Have you heard of “The Groningen Protocol?” It may sound like a spy novel or suspense movie about shadowy conspiracies hatched in ivory towers by cadres of cynical utopian thinkers determined to co-opt society’s understanding of what it means to have a life worth living. Think “Soylent Green,” the science fiction movie where social planners faced with overpopulation and food shortages decide to alleviate the problem by encouraging senior citizens to embrace euthanasia. Their remains are then processed into nutritious green squares.
The Groningen Protocol is a set of guidelines specifying when physicians in the Netherlands can end the lives of infants without the fear of legal prosecution.
Before we take a closer look, let me admit to a bias you can factor in as you read on. My ethical antennae go up whenever humans make cool, rational, systematic decisions to end the lives of other humans not able to speak for themselves. I’m not saying I would categorically oppose this without regard to any argument that might be advanced. I’m just saying my default reaction to the idea of killing anyone who can’t speak for themselves is to say: “Stop. You can’t, you mustn’t cross that line. Because, once you embrace that principle — that we ourselves can decide which lives are worth living and which are not — the next step becomes easier.”

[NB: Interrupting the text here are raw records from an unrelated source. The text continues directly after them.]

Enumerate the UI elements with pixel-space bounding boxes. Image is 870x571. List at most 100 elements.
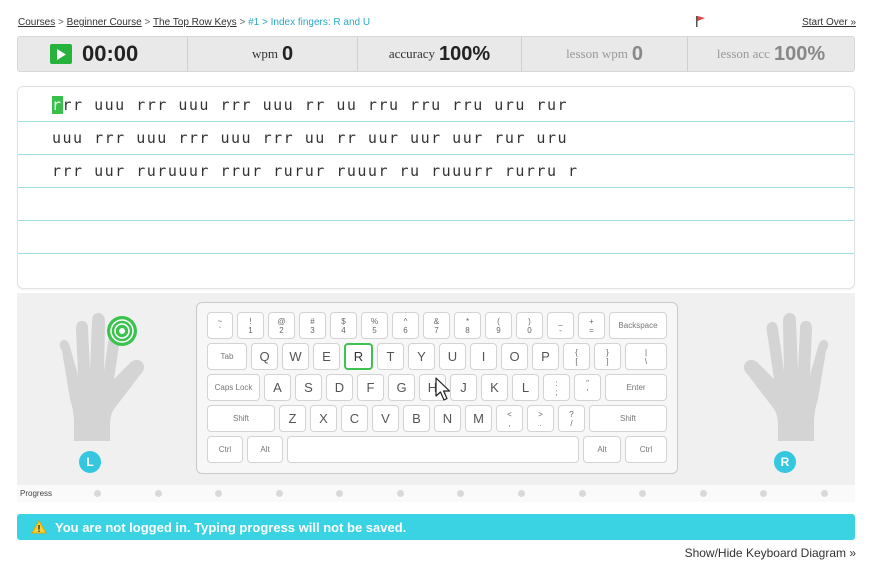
key-7[interactable]: & 7 — [423, 312, 450, 339]
key-shift-glyph: * — [465, 316, 470, 326]
text-line-5 — [18, 221, 854, 254]
key-semicolon[interactable]: :; — [543, 374, 570, 401]
key-shift-glyph: ~ — [217, 316, 223, 326]
key-r[interactable]: R — [344, 343, 373, 370]
key-quote[interactable]: " ' — [574, 374, 601, 401]
key-s[interactable]: S — [295, 374, 322, 401]
key-left-ctrl[interactable]: Ctrl — [207, 436, 243, 463]
key-left-alt[interactable]: Alt — [247, 436, 283, 463]
key-q[interactable]: Q — [251, 343, 278, 370]
accuracy-stat: accuracy 100% — [358, 37, 522, 71]
key-slash[interactable]: ? / — [558, 405, 585, 432]
lesson-wpm-label: lesson wpm — [566, 46, 628, 61]
key-9[interactable]: (9 — [485, 312, 512, 339]
key-y[interactable]: Y — [408, 343, 435, 370]
key-minus[interactable]: _ - — [547, 312, 574, 339]
key-5[interactable]: % 5 — [361, 312, 388, 339]
key-shift-glyph: < — [507, 409, 512, 419]
key-shift-glyph: @ — [277, 316, 286, 326]
key-k[interactable]: K — [481, 374, 508, 401]
key-right-ctrl[interactable]: Ctrl — [625, 436, 667, 463]
key-c[interactable]: C — [341, 405, 368, 432]
key-space[interactable] — [287, 436, 579, 463]
key-shift-glyph: } — [606, 347, 609, 357]
key-enter[interactable]: Enter — [605, 374, 667, 401]
key-a[interactable]: A — [264, 374, 291, 401]
start-over-link[interactable]: Start Over » — [802, 17, 856, 28]
key-p[interactable]: P — [532, 343, 559, 370]
key-8[interactable]: * 8 — [454, 312, 481, 339]
key-t[interactable]: T — [377, 343, 404, 370]
key-close-bracket[interactable]: }] — [594, 343, 621, 370]
toggle-keyboard-diagram-link[interactable]: Show/Hide Keyboard Diagram » — [685, 546, 856, 560]
key-z[interactable]: Z — [279, 405, 306, 432]
warning-text: You are not logged in. Typing progress w… — [55, 519, 407, 535]
key-x[interactable]: X — [310, 405, 337, 432]
progress-dot — [457, 490, 464, 497]
text-line-6 — [18, 254, 854, 287]
key-period[interactable]: >. — [527, 405, 554, 432]
key-b[interactable]: B — [403, 405, 430, 432]
breadcrumb-courses[interactable]: Courses — [18, 17, 55, 28]
key-shift-glyph: > — [538, 409, 543, 419]
play-button[interactable] — [50, 44, 72, 64]
key-comma[interactable]: <, — [496, 405, 523, 432]
key-backtick[interactable]: ~ ` — [207, 312, 233, 339]
key-left-shift[interactable]: Shift — [207, 405, 275, 432]
key-4[interactable]: $4 — [330, 312, 357, 339]
key-1[interactable]: ! 1 — [237, 312, 264, 339]
key-glyph: ` — [218, 325, 222, 335]
key-j[interactable]: J — [450, 374, 477, 401]
key-v[interactable]: V — [372, 405, 399, 432]
key-e[interactable]: E — [313, 343, 340, 370]
key-glyph: ] — [606, 356, 609, 366]
breadcrumb-top-row-keys[interactable]: The Top Row Keys — [153, 17, 237, 28]
key-glyph: 7 — [434, 325, 439, 335]
key-shift-glyph: ) — [528, 316, 531, 326]
key-shift-glyph: $ — [341, 316, 346, 326]
key-n[interactable]: N — [434, 405, 461, 432]
key-shift-glyph: | — [644, 347, 648, 357]
login-warning-banner: You are not logged in. Typing progress w… — [17, 514, 855, 540]
wpm-label: wpm — [251, 46, 278, 61]
breadcrumb-separator: > — [144, 17, 151, 28]
progress-dot — [155, 490, 162, 497]
key-caps-lock[interactable]: Caps Lock — [207, 374, 260, 401]
lesson-wpm-stat: lesson wpm 0 — [522, 37, 688, 71]
accuracy-label: accuracy — [388, 46, 436, 61]
key-shift-glyph: + — [589, 316, 594, 326]
key-d[interactable]: D — [326, 374, 353, 401]
typing-area[interactable]: rrr uuu rrr uuu rrr uuu rr uu rru rru rr… — [17, 86, 855, 289]
key-3[interactable]: #3 — [299, 312, 326, 339]
key-right-shift[interactable]: Shift — [589, 405, 667, 432]
key-i[interactable]: I — [470, 343, 497, 370]
warning-icon — [31, 520, 47, 534]
progress-bar: Progress — [17, 485, 855, 502]
key-glyph: [ — [575, 356, 578, 366]
key-w[interactable]: W — [282, 343, 309, 370]
key-open-bracket[interactable]: {[ — [563, 343, 590, 370]
text-line-4 — [18, 188, 854, 221]
key-backspace[interactable]: Backspace — [609, 312, 667, 339]
key-equals[interactable]: + = — [578, 312, 605, 339]
key-0[interactable]: ) 0 — [516, 312, 543, 339]
key-6[interactable]: ^ 6 — [392, 312, 419, 339]
key-shift-glyph: ( — [497, 316, 500, 326]
flag-icon[interactable] — [693, 14, 707, 28]
breadcrumb-beginner-course[interactable]: Beginner Course — [67, 17, 142, 28]
mouse-pointer-icon — [435, 377, 451, 401]
lesson-acc-value: 100% — [773, 42, 826, 65]
key-backslash[interactable]: | \ — [625, 343, 667, 370]
key-glyph: 0 — [527, 325, 532, 335]
key-f[interactable]: F — [357, 374, 384, 401]
key-glyph: \ — [644, 356, 648, 366]
key-right-alt[interactable]: Alt — [583, 436, 621, 463]
key-o[interactable]: O — [501, 343, 528, 370]
key-tab[interactable]: Tab — [207, 343, 247, 370]
key-g[interactable]: G — [388, 374, 415, 401]
key-l[interactable]: L — [512, 374, 539, 401]
key-2[interactable]: @2 — [268, 312, 295, 339]
key-m[interactable]: M — [465, 405, 492, 432]
progress-dot — [700, 490, 707, 497]
key-u[interactable]: U — [439, 343, 466, 370]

Now let’s take a look at that Groningen Protocol. In 2004, Dr. Eduard Verhagen, medical director of the Department of Pediatrics at the University Medical Center in Groningen, Netherlands, after consultation with various doctors and prosecutors, proposed criteria under which physicians could perform active ending of the lives of infants (children under 12). This protocol was ratified by the Dutch National Association of Pediatricians. Here are the guidelines: 1. The presence of hopeless and unbearable suffering; 2. Consent of the parents to the termination of life; 3. In consultation with appropriate medical personnel; and 4. Careful execution of the termination.
According to the statistics I was able to locate, more than 20 children have been killed (I could, of course, choose a softer word, but I’m not inclined to sugarcoat hard facts — they were killed) pursuant to this protocol. Most of them suffered from spina bifida or hydrocephalus. The rationale for this “killing” without the victim’s (yes victim) request or consent is this: The quality of this life is so miserable that the “victim” would, no doubt, approve (if they had mental legal capacity) and tell us so (if they could speak for themselves.) They would, no doubt, request euthanasia if they could. Maybe so. But something inside me quakes when I consider the ramifications of reasoning like this. Imagine someone saying: “Surely these poor orphaned infants would choose death over a life of privation, disease and malnutrition they’ll surely face if left to grow up in the squalor of this Kenyan slum.” Such a statement would rightly be met with outrage.
Conflicting heartstrings will be plucked as decent caring readers consider the merits of both sides of this argument. Surely putting these poor babies out of their misery is “an act of mercy.” But even assuming there’s some force to this argument, the line won’t be permanently drawn at the point of undeniable mercy. Someone will always be looking for “wiggle room.”
According to an article appearing in the May 1 issue of the journal “First Things,” Wesley J. Smith, senior fellow at The Discovery Institution’s Center on Human Exceptionalism and consultant for The Patient’s Rights Council, documents the creeping expansion of euthanasia in Europe. What started as a last resort for those facing unbearable pain or irreversible and progressive disease is expanded now to include those who are simply tired of coping with the challenges of life. By coincidence, those poor souls who make the decision to “end it all” under state-approved doctor supervision are becoming increasingly appealing sources for harvested organs to be used in transplants. Think variation on the “Soylent Green” thesis.
Already, the Groningen Protocol has been respectfully cited in the New England Journal of Medicine. Writers like bioethicist Jacob M. Appel of New York University is quoted as saying the protocol is “working and should be expanded.” This tendency to expand is exactly what worries us.
The eagerness to discard long-held and deeply treasured notions of what constitutes right and wrong is gathering speed. Many traditional Americans are alarmed at the disappearance of values that served as the bedrock for the strength and community of this country. Hopefully, progressive medical advances like the Groningen Protocol will not be permitted to successfully take root here. I’m Hink and I’ll see ya.
MIKE HINKLE is an Edmond resident and retired attorney.